For the children of the 1970s, 1980s and 1990s, El Caballo Blanco is a magical name that conjures up memories of stunning displays of prancing Spanish horses, riders dressed in flamboyant costumes and all the fun of the fair.
Back then, people in Perth would traipse out east to watch the dancing white stallion shows, have a meal, play on the go-kart track and water slides and then sometimes even stay the night in the adjoining motel.
“We’d often go there for a night out and have a drink and watch the show,” said local resident Tony Delich, 67. “Or you’d get a group of your friends together and all go and have dinner and watch.”
He was just one of an estimated quarter of a million people who went to see the troupe in its heyday in Wundowie, 60 kilometres outside the Perth CBD. The men of the troupe dressed in sequinned waistcoats and the women in flamenco gowns with mantillas pinned in their hair, performing with those renowned horses.
And it became so popular that its founder, local entrepreneur Ray Williams, who’d originally visited Spain and brought home an Andalusian stallion to mate with Australian horses and then started the equine theme park, set up a similar operation in south-west Sydney too, and then later took the show to Disneyland.
In 2007, however, the Sydney park closed and is now the home of a master‐planned community, The Hermitage, in the suburb of Gledswood Hills.

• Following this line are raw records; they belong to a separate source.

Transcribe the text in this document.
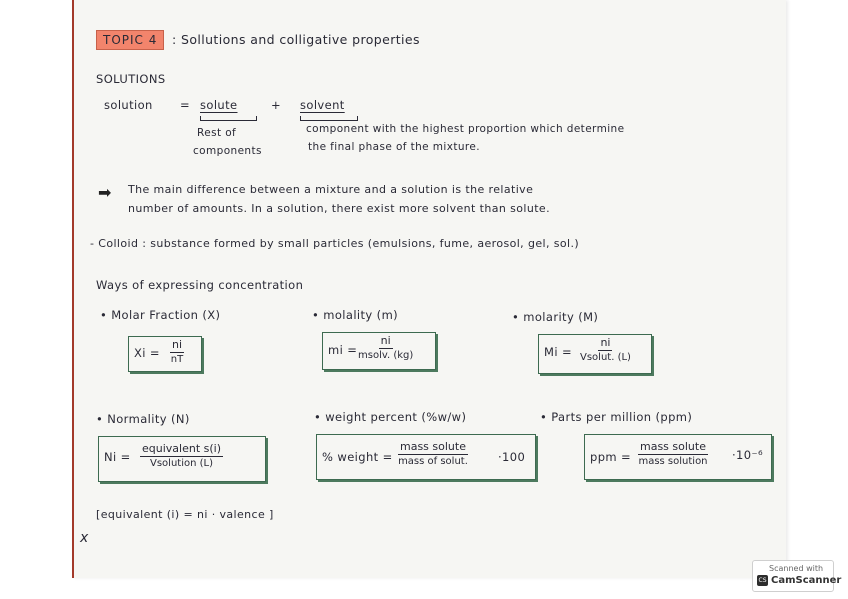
TOPIC 4	: Sollutions and colligative properties
SOLUTIONS
solution = solute	+ solvent
Rest of
components
component with the highest proportion which determine
the final phase of the mixture.
➡ The main difference between a mixture and a solution is the relative
number of amounts. In a solution, there exist more solvent than solute.
- Colloid : substance formed by small particles (emulsions, fume, aerosol, gel, sol.)
Ways of expressing concentration
• Molar Fraction (X)
$Xi = \frac{ni}{nT}$
• molality (m)
mi =
ni
msolv. (kg)
• molarity (M)
Mi =
ni
Vsolut. (L)
• Normality (N)
Ni =
equivalent s(i)
Vsolution (L)
• weight percent (%w/w)
% weight =
mass solute
mass of solut.	·100
• Parts per million (ppm)
ppm =
mass solute
mass solution ·10⁻⁶
[equivalent (i) = ni · valence ]
x
Scanned with
CS CamScanner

And with the operation over west also long since closed, it is finally being sold off to developers as well.
Delich is the man these days handling the sale, too, as Knight Frank Perth’s agency director of investment sales. “The resort is on six hectares of land that’s zoned tourist,” he said. “It’s on a separate title and has function rooms, bars, a horse arena, a theatre, tennis courts, commercial kitchens, a swimming pool and 30 motel units.
“It could go to an operator who wants to convert it into a conference centre or a convention facility. There’s the El Caballo Golf Course next door, a beautiful championship course that’s privately-owned so that’s an asset nearby.”
On the other side of the golf course, there are another 39 hectares of land on which part of a lifestyle village has already been built for sale at the same time. It has development approval for 131 lifestyle lots, but only 38 homes have ever been built, with 34 of them sold to private owners.
The landholding was bought in 2020 for $12 million with the idea of building an Aboriginal community complex for up to 180 people there, but the idea has since been scrapped.
The two lots can be purchased together, or separately, via an expressions-of-interest campaign. Delich says he has no idea what the price might be … that’s being left completely to the market.
“The site has huge development potential, and there are lots of options to subdivide the land,” he said. “It’s impossible at this stage to put a price on it.”